I have trouble buying any of these arguments.

  • In the past, roster announcements have usually led to one day of debate (interest-building) before people settle into interest stories and preview analysis. That will happen on Monday.
  • The speculation that Goff sites in his piece are all Twitter hypotheticals that would happen regardless of when the roster was announced. If U.S. Soccer said it’d release a list on Friday, Thursday would see people speculating whether Sacha Kljestan’s getting called in.
  • And players always have to withhold information. Klinsmann’s decision to delay just extends that period for a few meaningless days.

And as Goff says, Honduras basically knows who’s most likely to travel. So do we. If withholding the names of the players does little to keep the information from the Catrachos, why are we in the dark? If anything, our proximity to the situation should allow us greater knowledge of the probable roster. Why are we complaining about the secrecy of a list when most of the names are no secret at all?

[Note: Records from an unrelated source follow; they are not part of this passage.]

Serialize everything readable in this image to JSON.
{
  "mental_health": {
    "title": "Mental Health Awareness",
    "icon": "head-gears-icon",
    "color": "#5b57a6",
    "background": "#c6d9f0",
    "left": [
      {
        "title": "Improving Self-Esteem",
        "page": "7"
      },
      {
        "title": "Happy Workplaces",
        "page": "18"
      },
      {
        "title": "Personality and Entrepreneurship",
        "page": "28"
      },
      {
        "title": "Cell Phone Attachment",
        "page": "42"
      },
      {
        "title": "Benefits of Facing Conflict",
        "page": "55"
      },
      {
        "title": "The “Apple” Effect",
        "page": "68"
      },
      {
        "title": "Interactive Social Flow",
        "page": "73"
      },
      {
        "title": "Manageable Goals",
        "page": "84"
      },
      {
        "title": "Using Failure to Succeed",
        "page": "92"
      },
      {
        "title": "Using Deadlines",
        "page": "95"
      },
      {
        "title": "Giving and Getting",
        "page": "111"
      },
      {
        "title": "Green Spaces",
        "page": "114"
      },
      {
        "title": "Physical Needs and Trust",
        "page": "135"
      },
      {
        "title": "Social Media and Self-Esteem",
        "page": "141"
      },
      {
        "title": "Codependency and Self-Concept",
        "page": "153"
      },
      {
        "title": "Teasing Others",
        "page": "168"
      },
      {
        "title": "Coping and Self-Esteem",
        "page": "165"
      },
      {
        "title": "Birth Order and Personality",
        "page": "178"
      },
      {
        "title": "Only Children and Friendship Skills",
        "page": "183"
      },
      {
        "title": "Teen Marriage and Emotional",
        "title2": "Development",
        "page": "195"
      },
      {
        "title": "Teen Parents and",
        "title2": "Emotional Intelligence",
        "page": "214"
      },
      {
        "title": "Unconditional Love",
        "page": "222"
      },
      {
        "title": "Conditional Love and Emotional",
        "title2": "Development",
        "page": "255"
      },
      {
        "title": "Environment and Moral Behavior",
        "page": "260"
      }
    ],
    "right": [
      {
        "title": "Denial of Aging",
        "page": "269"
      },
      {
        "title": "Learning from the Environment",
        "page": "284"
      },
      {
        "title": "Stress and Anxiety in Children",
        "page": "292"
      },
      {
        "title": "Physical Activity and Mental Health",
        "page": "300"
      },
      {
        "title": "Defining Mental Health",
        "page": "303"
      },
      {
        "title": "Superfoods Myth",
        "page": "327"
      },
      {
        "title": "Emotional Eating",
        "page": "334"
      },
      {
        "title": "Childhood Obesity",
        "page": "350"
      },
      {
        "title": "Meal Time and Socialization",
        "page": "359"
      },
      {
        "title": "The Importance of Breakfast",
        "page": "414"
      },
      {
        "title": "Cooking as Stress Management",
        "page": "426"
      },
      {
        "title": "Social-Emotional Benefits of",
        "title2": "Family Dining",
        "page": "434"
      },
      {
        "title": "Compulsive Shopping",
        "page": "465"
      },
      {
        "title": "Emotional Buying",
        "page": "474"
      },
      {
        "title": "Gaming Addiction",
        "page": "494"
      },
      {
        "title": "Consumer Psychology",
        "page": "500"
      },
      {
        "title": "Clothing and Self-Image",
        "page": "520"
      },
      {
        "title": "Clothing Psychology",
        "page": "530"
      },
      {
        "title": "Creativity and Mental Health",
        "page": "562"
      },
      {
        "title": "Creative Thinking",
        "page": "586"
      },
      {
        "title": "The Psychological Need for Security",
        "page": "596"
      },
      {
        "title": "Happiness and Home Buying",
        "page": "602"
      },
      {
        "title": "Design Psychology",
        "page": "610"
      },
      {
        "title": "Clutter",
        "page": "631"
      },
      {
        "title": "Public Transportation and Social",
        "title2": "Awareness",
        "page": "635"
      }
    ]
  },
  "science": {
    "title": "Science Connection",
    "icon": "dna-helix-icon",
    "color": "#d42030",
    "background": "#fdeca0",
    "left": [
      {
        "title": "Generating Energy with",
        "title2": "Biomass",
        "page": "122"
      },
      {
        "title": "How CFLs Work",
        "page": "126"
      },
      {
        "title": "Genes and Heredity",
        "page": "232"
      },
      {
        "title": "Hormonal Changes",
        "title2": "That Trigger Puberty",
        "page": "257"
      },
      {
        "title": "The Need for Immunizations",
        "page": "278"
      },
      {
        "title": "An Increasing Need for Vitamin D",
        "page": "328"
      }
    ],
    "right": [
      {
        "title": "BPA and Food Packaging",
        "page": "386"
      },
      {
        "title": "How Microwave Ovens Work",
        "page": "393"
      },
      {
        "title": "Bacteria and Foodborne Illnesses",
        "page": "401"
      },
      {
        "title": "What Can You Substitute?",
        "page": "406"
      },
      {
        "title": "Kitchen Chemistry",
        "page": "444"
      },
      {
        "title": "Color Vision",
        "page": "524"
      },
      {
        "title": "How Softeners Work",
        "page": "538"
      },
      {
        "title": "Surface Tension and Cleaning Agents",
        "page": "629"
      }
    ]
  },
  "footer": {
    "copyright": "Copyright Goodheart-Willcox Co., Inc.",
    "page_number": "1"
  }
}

The only drawback to holding the roster back is risking the scorn of writers and fans, yet it’s unclear why media and supporters feel entitled to this information. As Goff notes, this is not a new situation. Bruce Arena and Bob Bradley were also slow to make their selections public. Isn’t this something we should be used to?

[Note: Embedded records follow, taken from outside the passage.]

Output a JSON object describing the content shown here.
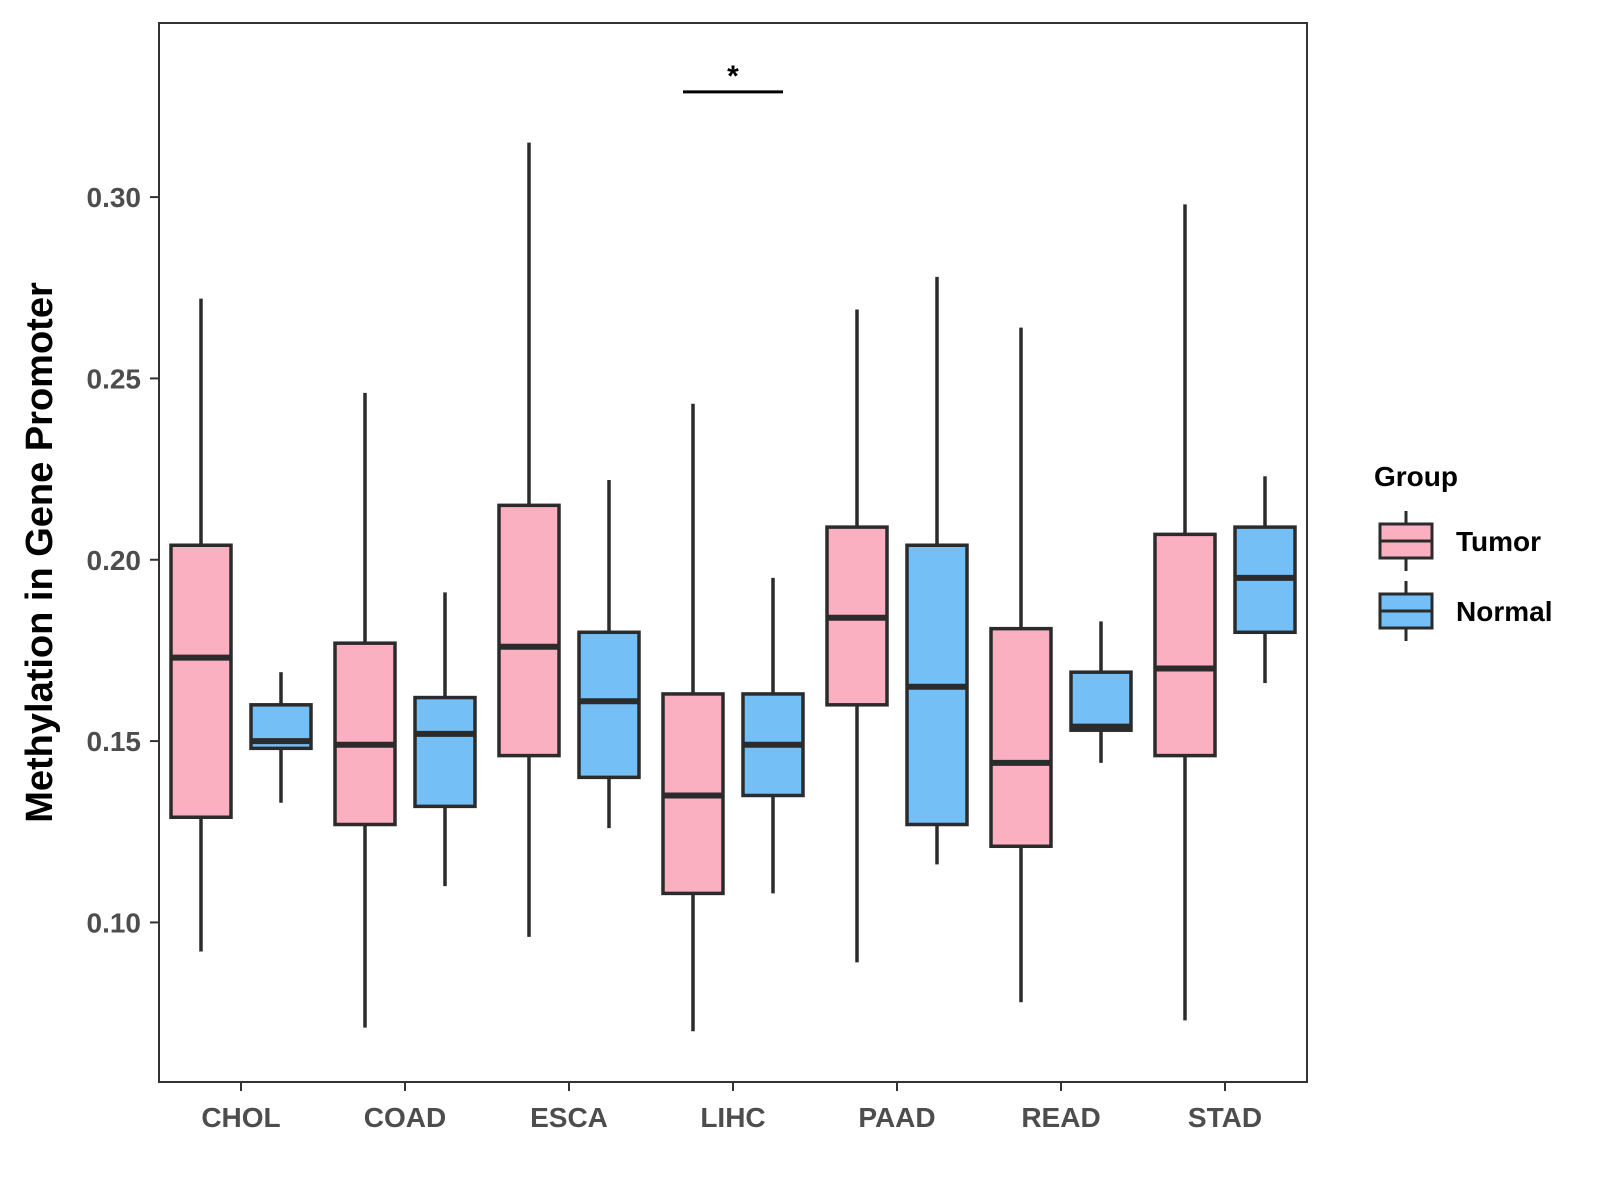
{
  "chart_data": {
    "type": "boxplot",
    "title": "",
    "xlabel": "",
    "ylabel": "Methylation in Gene Promoter",
    "ylim": [
      0.056,
      0.348
    ],
    "yticks": [
      0.1,
      0.15,
      0.2,
      0.25,
      0.3
    ],
    "ytick_labels": [
      "0.10",
      "0.15",
      "0.20",
      "0.25",
      "0.30"
    ],
    "categories": [
      "CHOL",
      "COAD",
      "ESCA",
      "LIHC",
      "PAAD",
      "READ",
      "STAD"
    ],
    "legend": {
      "title": "Group",
      "position": "right",
      "entries": [
        {
          "name": "Tumor",
          "color": "#FBB0C2"
        },
        {
          "name": "Normal",
          "color": "#75BFF7"
        }
      ]
    },
    "series": [
      {
        "name": "Tumor",
        "color": "#FBB0C2",
        "boxes": [
          {
            "min": 0.092,
            "q1": 0.129,
            "median": 0.173,
            "q3": 0.204,
            "max": 0.272
          },
          {
            "min": 0.071,
            "q1": 0.127,
            "median": 0.149,
            "q3": 0.177,
            "max": 0.246
          },
          {
            "min": 0.096,
            "q1": 0.146,
            "median": 0.176,
            "q3": 0.215,
            "max": 0.315
          },
          {
            "min": 0.07,
            "q1": 0.108,
            "median": 0.135,
            "q3": 0.163,
            "max": 0.243
          },
          {
            "min": 0.089,
            "q1": 0.16,
            "median": 0.184,
            "q3": 0.209,
            "max": 0.269
          },
          {
            "min": 0.078,
            "q1": 0.121,
            "median": 0.144,
            "q3": 0.181,
            "max": 0.264
          },
          {
            "min": 0.073,
            "q1": 0.146,
            "median": 0.17,
            "q3": 0.207,
            "max": 0.298
          }
        ]
      },
      {
        "name": "Normal",
        "color": "#75BFF7",
        "boxes": [
          {
            "min": 0.133,
            "q1": 0.148,
            "median": 0.15,
            "q3": 0.16,
            "max": 0.169
          },
          {
            "min": 0.11,
            "q1": 0.132,
            "median": 0.152,
            "q3": 0.162,
            "max": 0.191
          },
          {
            "min": 0.126,
            "q1": 0.14,
            "median": 0.161,
            "q3": 0.18,
            "max": 0.222
          },
          {
            "min": 0.108,
            "q1": 0.135,
            "median": 0.149,
            "q3": 0.163,
            "max": 0.195
          },
          {
            "min": 0.116,
            "q1": 0.127,
            "median": 0.165,
            "q3": 0.204,
            "max": 0.278
          },
          {
            "min": 0.144,
            "q1": 0.153,
            "median": 0.154,
            "q3": 0.169,
            "max": 0.183
          },
          {
            "min": 0.166,
            "q1": 0.18,
            "median": 0.195,
            "q3": 0.209,
            "max": 0.223
          }
        ]
      }
    ],
    "annotations": [
      {
        "category": "LIHC",
        "label": "*",
        "y": 0.329
      }
    ]
  }
}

There are, however, a couple of possible benefits. Klinsmann gets more time to decide which of the players he’s “reserved” for possible travel will actually go to Honduras. He avoids the potential scrutiny of selecting a player only not to take him, thereby causing a small amount of public embarrassment to the player. And there’s the original reasoning: Wanting to wait to see how people come through the weekend before naming his traveling squad.

There’s nothing wrong with the way Honduras has done it — name your team early — but is there anything wrong with how Klinsmann’s gone about his business? Only if you feel entitled to information you were never guaranteed in the first place. At what point did we, as a soccer culture, feel we deserved this information? Because as Goff notes, it hadn’t always been available in the past.

I can’t help but think we’re becoming caricatures of ourselves. We’re always finding new things to fuss about. Our anguish must always be palpable. The difference between getting and not getting a preliminary roster has no effect on the game, how we perceive it, or the debate that precedes the match, but if there is an alternate universe in which we could have this information, then why aren’t we on that timeline? Why can’t we deal with the realities of that world instead of the possibilities of our own?

Klinsmann isn’t making life easier for journalists easier, but that isn’t his job. Nor is it his job to subvert what he thinks is best in order to appease hardcore fans. While some may see this as Klinsmann coming “across, fairly or unfairly, as paranoid, dark — and maybe a little nervous,” as Goff puts it, it’s more likely this is just a guy doing what he thinks is best.

If Klinsmann is paranoid or nervous, that’d be a first. We might want to consider other possibilities. We may want to see consider whether any of this really matters.

We’ll get the names soon enough, and we’ll have plenty of time to drive every debate into the ground. No dead horse will be left unbeaten. If we have to put off the ceremonial hand-wringing and second-guessing for a day, so be it. It doesn’t hurt anything but our sense of entitlement.